ע
ABARIM
Publications
Abarim Publications' Biblical Dictionary: The New Testament Greek word: εικω

Source: https://www.abarim-publications.com/DictionaryG/e/e-i-k-om.html

εικω

Abarim Publications' online Biblical Greek Dictionary

εικω  εικον

Scholars and dictionaries commonly report the existence of two separate verbs of the form εικω (eiko), but here at Abarim Publications we doubt that the ancients saw them as different:

εικω I

The verb εικω (eiko I) means to give way, to make way for or to yield to pressure or impulse. It's frequently used by the ancient writers but in the Bible it occurs only once, namely in Galatians 2:5, where Paul reports that he and company did not yield in subjection to false brothers in Jerusalem, or that they were not in any way impressed by them.

εικω II

The verb εικω (eiko II) is commonly reported to simply mean to resemble or be like, but in fact it's an industrial term that expresses what happens when a mold is pressed into a material like clay or metal: the material gives way under pressure and a likeness of the mold appears. The result of this procedure is an εικον (eikon), hence our word "icon", which is typically a mass produced reproduction or impression of an original prototype.

Our verb εικω (eiko) ultimately stems from a Proto-Indo-European root "weyk-", meaning to curve, bend or exchange. It occurs in the New Testament only in James 1:6 and 1:23, both times in the construction: "he resembles a man who...".

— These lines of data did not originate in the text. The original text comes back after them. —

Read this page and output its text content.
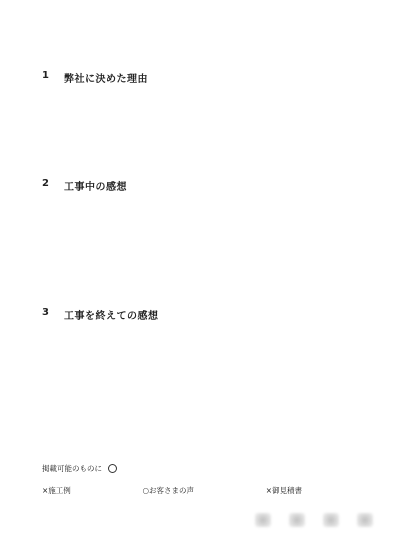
1 弊社に決めた理由
2 工事中の感想
3 工事を終えての感想
掲載可能のものに
×施工例	○お客さまの声	×御見積書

From our verb derive the following words:

εικη

The adverb εικη (eike) means without plan or purpose, for no reason, at random or in vain. It's not clear where this adverb may have come from, but it resembles the verb εικω (eiko II) enough to suspect that a native speaker of Greek would have surmised that it expressed a similar effortless repetition: a being not critical about the uniqueness of some situation, and sizing something or someone up according to some prefabricated category. Our adverb is used 7 times in the New Testament; see full concordance.

εικοσι

The word εικοσι (eikosi) means twenty. It is thought to derive from a broadly attested Proto-Indo-European root "widkmti-", twenty, in turn from "dwi-", two, and "dekm-", ten, but it's obviously rather unlike this ancient word and much rather like our verbs εικω (eiko).

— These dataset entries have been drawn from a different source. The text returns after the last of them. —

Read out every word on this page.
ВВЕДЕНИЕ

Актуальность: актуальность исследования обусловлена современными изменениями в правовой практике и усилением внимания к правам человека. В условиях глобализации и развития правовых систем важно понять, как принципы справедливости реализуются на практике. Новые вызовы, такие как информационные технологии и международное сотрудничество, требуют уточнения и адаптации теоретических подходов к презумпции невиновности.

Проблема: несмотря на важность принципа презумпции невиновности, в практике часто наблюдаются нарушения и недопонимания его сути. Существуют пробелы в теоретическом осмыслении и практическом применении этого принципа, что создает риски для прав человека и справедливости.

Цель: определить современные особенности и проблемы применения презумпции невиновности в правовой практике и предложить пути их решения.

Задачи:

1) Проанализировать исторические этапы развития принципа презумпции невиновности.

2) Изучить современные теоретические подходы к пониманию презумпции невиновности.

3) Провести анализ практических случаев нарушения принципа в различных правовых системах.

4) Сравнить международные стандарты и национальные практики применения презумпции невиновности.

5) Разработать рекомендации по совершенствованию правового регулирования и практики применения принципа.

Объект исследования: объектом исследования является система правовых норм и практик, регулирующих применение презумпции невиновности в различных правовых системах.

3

The Greek word for ten is δεκα (deka), and the Hebrew one is עשר ('eser) and although our modern word "ten" is strictly used for quantities between 9 and 11, in these ancient languages both words are also used to refer to any complete group or whole set — think of the "ten" commandments, the "ten" plagues, Abraham's "ten" camels, and so on.

And that would mean that our word εικοσι (eikosi) not so much specifically describes a precise quantity between 19 and 21, but rather "twice the whole bunch" or "double the usual" (see Luke 14:31). In Revelation 4:4 and onward occurs the compound phrase "twenty four," which similarly appears to denote a doubling or mirroring of an original twelve, rather than specifically one less than 25.

The numeral εικοσι (eikosi), twenty, occurs 11 times; see full concordance.